While laborious and confusing, it is definitely possible to add custom operations to Othello. In order for it to behave as expected, your operation must install custom methods on two multimethods in the Othello library. The multimethod matches on the types of the first operation in each list. The default operations derive from :othello.operations/operation, which is used by several of the default methods. It's recommended that you derive your new operation from this, so it is correctly handled.

ot.transforms/transform-ops is the first method, and defines how the transform function should handle your operation. The method recieves three arguments: a, b and ops'. The first two arguments are the competing operation lists, and the third is an output vector containing the two resulting operation lists, a' and b'.

The following is an example of the methods needed for a basic ::img operation. Several more methods are needed for all edge cases with other operations, but this provides a simple example.

(derive ::img ::ops/operation)

(defmethod othello.transforms/transform-ops [::img ::ops/operation] [a b ops']
  [(rest a) b [(conj (first ops') (first a))
               (conj (first ops') (ops/->Op ::ops/ret 1))]])

This follows the same rules as :othello.operations/ins. For the first argument, we return the tail of the list, since we're "consuming" the ::img operation. The second argument remains untouched since we didn't inspect it at all. The final argument is the most interesting; this is our "application" of the transformation on both sides. For the side that is receiving our new ::img operation, we want to pass it along, and we do so by conjing the ::img operation onto the beginning of ops'. For the side that sent our new operation, we just need to retain over it, and treat it as a length of 1.

The next method we need to implement is othello.composers/compose-ops, which takes a similar list of inputs/output, except that out is a single operations list, rather than a vector of two. This is intuitive if you consider the goal of composition is to take multiple operations and merge them into a single operation.

(defmethod othello.composers/compose-ops [::img ::ops/ret] [a b out]
  (let [b (if (= 1 (get-in (vec b) [0 :val]))
               (rest b)
               (update-in (vec b) [0 :val] dec))]
    [(rest a) b (conj out (first a))]))

(defmethod othello.composers/compose-ops [::img ::ops/del] [a b out]
  [(rest a) (rest b) out])

In the first method in the above code, we define a composition of our ::img, and ::othello.operations/ret. In case the retain is more than one unit long, we want to be careful to consume only a single unit for our ::img operation. It's important to note taht we're making sure to cast b to a vec before calling get-in on it. This is because the collection may turn into a list depending on the operations before it.

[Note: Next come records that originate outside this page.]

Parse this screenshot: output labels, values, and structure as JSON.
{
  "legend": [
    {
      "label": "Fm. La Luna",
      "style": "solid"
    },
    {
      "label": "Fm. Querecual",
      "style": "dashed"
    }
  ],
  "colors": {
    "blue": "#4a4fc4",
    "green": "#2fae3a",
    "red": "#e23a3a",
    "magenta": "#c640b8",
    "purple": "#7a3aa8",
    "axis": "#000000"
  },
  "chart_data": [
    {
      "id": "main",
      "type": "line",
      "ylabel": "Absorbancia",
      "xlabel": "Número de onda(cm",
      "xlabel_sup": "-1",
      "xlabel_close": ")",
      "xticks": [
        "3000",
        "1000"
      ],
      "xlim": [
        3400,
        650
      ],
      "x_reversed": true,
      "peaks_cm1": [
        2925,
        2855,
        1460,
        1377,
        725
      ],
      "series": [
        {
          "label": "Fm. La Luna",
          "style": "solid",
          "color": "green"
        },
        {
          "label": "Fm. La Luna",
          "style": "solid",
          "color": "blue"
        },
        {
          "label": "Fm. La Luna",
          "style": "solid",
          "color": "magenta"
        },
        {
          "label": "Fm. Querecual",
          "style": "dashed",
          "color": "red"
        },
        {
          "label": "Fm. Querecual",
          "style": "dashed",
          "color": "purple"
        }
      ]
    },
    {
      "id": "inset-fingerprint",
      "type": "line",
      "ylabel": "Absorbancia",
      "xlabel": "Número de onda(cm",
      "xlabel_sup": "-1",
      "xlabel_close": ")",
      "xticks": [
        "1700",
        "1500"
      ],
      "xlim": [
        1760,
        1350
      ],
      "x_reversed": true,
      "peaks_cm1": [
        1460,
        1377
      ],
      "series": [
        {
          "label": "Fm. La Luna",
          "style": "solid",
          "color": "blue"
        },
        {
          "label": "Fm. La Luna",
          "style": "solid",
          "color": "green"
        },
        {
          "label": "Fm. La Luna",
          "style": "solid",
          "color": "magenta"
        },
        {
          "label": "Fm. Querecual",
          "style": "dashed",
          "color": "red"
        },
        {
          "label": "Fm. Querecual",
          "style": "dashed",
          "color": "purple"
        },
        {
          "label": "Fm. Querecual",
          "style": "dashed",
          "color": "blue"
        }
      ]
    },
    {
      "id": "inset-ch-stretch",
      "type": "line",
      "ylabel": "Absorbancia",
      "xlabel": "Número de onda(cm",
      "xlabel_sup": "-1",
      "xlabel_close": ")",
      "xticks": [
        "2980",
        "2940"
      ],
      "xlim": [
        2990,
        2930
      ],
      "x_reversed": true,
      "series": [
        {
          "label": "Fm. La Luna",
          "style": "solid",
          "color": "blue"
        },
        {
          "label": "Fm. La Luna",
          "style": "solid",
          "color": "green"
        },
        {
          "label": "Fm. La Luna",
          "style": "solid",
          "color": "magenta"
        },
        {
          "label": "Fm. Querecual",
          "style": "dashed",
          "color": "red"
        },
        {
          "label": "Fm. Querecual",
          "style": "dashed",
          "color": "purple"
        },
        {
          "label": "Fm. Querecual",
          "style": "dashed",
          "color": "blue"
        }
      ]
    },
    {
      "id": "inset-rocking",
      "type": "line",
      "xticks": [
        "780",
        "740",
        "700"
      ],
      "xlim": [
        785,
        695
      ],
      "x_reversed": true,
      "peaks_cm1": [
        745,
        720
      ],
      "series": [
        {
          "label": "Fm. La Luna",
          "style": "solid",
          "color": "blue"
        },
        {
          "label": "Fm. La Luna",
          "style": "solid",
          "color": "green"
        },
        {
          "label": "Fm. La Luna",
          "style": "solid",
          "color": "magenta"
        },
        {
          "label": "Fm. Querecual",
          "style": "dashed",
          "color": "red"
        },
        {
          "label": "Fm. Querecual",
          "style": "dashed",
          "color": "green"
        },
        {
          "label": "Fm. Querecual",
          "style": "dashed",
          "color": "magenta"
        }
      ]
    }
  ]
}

In the second method, we "apply" the delete by passing back the tail of the two operation lists, and don't conj anything to the out, since the delete action cancelled out our ::img insertion.

Note: The order of operations is important; [::img ::ops/ret] is not the same as [::ops/ret ::img]. The second type is the operation applied after the first operation.

Applying the above code lets us use our new ::img operation like any other:

user> (compose (ops/oplist ::ops/ret 1 ::img "http://google.com/logo.png") (ops/oplist ::ops/ret 2 ::ops/ins "b"))
;; => [{::ops/ret 1} {::img "http://google.com/logo.png"} {::ops/ins "b"}]
user> (def a (ops/oplist ::ops/ret 1 ::img "http://google.com/logo.png"))
;; => #'user/a
user (def b (ops/oplist ::ops/ret 1 ::ops/ins "b"))
;; => #'user/b
user> (def xf (xforms/transform a b))
;; => #'user/xf
user> (first xf)
;; => [{::ops/ret 1} {::img "http://google.com/logo.png"} {::ops/ret 1}]
user> (second xf)
;; => [{::ops/ret 2} {::ops/ins "b"}]

License

Copyright © 2015 Jahfer Husain

Distributed under the Eclipse Public License either version 1.0 or (at your option) any later version.